Tuesday, February 3, 2009

my love begins to grow...

I want to start by correcting my last post's comments about "busy feet rushing around" over at the bakeshop. It just isn't true. In fact, it's quite the opposite. When I wrote that I actually had my class in mind and the way we behave in the foreign land. We treat it like the hot side...racing around as fast as possible when, in fact, the baking students travel half the speed and are very calm and collected, while still getting product out. It's very very strange, haha.

On to grander things. Yesterday my group and I made lots of fun things with pate a choux (pronounced patashoo), which is a "pre-cooked batter" that can be manipulated into an enormous amount of goodies, both savory and sweet. From the dough we produced cream puffs, swans (like a cream puff but with the addition of custard and berries), gougeres (cream puffs with cheese) and eclairs. I really enjoyed this day and all the assembly that took place. For some reason piping chantilley (sweetened whipped cream) into a little ball of pate a choux was strangely rewarding. It was also a good day because at the end of the night Chef liked my cream puff the best and set it as the example of what everyone else should have done. Maybe it's because I love cream puffs? Extra love perhaps??
As you can see I'm holding my award winning cream puff with a forced smile. For some reason I lost my knack for being photogenic....maybe it will come back some day.

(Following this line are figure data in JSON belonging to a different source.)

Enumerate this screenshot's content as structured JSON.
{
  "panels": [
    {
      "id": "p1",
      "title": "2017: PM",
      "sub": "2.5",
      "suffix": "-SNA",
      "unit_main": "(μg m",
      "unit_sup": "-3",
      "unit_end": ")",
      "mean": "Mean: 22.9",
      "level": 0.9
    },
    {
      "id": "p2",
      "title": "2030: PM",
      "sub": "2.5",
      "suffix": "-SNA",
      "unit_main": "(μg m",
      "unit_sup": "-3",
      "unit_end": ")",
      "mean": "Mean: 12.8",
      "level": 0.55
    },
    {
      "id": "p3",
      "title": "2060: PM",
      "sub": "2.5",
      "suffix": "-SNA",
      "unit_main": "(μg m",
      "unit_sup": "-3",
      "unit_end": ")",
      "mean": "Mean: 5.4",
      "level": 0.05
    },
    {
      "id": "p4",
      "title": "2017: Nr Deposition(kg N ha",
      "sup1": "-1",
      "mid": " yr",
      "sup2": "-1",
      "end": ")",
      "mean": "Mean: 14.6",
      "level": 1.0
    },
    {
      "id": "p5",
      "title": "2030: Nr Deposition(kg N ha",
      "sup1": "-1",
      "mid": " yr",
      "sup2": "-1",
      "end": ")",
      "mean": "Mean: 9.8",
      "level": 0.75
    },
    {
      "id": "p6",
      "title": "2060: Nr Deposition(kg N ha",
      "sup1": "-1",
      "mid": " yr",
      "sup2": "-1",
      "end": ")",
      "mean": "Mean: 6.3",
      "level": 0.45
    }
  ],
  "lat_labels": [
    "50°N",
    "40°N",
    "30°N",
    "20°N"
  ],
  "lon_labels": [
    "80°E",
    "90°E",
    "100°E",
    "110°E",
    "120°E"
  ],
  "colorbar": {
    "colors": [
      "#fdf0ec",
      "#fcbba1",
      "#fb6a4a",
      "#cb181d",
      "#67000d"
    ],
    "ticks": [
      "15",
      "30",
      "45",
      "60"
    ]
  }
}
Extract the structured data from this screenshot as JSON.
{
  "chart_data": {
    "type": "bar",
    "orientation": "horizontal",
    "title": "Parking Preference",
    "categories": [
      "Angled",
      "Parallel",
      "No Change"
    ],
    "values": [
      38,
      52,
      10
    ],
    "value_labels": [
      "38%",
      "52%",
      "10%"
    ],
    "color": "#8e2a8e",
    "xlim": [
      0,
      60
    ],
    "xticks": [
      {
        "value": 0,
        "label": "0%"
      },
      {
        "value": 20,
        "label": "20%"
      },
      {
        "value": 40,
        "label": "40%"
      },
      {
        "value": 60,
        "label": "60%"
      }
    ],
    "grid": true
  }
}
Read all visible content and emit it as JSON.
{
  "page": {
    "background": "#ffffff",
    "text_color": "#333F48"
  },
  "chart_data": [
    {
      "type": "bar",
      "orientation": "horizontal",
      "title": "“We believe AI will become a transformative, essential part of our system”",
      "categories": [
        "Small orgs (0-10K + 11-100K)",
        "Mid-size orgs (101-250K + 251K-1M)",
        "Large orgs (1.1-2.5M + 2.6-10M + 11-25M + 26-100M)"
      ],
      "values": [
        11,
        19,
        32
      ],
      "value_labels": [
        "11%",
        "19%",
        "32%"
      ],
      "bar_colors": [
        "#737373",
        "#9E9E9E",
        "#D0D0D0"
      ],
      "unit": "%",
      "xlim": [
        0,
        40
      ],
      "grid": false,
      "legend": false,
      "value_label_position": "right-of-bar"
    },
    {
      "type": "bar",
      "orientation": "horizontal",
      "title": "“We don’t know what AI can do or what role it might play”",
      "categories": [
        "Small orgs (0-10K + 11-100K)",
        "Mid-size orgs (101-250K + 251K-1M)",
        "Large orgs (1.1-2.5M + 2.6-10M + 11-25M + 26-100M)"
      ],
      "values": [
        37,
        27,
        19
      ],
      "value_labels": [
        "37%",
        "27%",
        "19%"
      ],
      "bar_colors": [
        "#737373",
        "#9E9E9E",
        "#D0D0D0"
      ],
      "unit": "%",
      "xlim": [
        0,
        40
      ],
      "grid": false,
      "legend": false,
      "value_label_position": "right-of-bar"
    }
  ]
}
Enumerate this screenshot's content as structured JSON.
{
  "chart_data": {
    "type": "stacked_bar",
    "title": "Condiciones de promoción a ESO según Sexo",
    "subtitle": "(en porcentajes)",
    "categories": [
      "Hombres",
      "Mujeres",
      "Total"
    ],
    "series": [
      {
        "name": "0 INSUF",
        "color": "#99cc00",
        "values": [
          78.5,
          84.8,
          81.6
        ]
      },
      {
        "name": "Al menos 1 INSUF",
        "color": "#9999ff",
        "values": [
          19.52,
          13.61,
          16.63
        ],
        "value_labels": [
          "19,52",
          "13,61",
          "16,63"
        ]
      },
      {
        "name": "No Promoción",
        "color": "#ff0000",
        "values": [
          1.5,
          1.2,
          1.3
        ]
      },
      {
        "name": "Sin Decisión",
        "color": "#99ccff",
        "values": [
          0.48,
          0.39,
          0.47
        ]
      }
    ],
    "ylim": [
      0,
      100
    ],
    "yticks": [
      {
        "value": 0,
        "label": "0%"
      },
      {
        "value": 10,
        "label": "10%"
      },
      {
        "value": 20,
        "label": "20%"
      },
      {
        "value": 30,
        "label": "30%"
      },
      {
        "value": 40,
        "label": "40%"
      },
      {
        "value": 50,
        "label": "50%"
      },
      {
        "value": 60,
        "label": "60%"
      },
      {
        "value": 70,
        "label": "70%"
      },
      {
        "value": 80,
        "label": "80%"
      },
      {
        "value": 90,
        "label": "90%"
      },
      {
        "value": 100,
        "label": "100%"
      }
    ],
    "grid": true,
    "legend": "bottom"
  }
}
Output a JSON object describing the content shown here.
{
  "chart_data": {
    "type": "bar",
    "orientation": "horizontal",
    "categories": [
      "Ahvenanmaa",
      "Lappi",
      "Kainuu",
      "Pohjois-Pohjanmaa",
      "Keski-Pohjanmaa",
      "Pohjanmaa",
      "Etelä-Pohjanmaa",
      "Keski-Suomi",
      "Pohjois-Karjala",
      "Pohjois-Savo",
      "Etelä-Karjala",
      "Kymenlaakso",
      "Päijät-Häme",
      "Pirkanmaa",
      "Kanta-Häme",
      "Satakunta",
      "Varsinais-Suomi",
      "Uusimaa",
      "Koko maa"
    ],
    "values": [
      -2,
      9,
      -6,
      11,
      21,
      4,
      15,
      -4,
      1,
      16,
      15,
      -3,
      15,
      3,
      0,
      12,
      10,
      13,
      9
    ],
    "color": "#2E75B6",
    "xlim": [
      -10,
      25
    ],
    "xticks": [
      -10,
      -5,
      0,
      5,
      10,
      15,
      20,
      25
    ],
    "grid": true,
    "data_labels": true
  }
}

The BEST day so far had to be today. I knew I had a small obsession with homemade angel food cake but I had NO IDEA I was this obsessed with it. I was the only one in the class to make it and I made it as if my life depended on it. I think Chef was a little weirded out. Before class, after requesting my team make it I told Chef I wanted to eat a whole cake for dinner....maybe that's why he thinks I'm strange. At the end of the night when he was reviewing our stuff he picked up a piece and asked if I was pleased and I said, "Chef, I seriously LOVE my angel food cake." I didn't realize how dumb I sounded until Burroughs repeated it to me after class. It was good alright? Don't tell me you're not wishing you had a piece right now...with those berries...and the chantilley cream...I don't know who could pass that up. Here is the glorious, fairly simple recipe:

ANGEL FOOD CAKE (makes one tube cake)

1 lb. egg white
1 t. vanilla
1/2 lb. sugar
1/8 oz. cream of tartar
1/8 oz. salt
1/2 lb. sugar
6.5 oz. cake flour

1. Combine first the sugar, cream of tartar, salt and vanilla. Add gradually to egg whites after they have whipped to a foam and beat until mixture forms a wet peak (soft peak)
2. Sift second sugar and flour together and carefully told into whites.
3. Pour batter into an 8 in. tube pan.
4. Bake at 325 degrees in a convection oven or 350 in a regular oven for 35-40 minutes or until cake bounces back and is brown.
5. Allow cake to cool before removing from pan

____So I'm sorry about the weight measurements...I don't know how to make them into regular ones. I would say, if you have some extra dough laying around to buy a scale. They're seriously really helpful. Kind of pricey...like $40-$50 I think, but worth it.

I do enjoy the class more now that we're out of bread baking. I don't know what my deal is with breads but I'm glad we're past it and I can just enjoy what others make and appreciate their hard work instead of laboring in frustration myself. Cheers to bread bakers!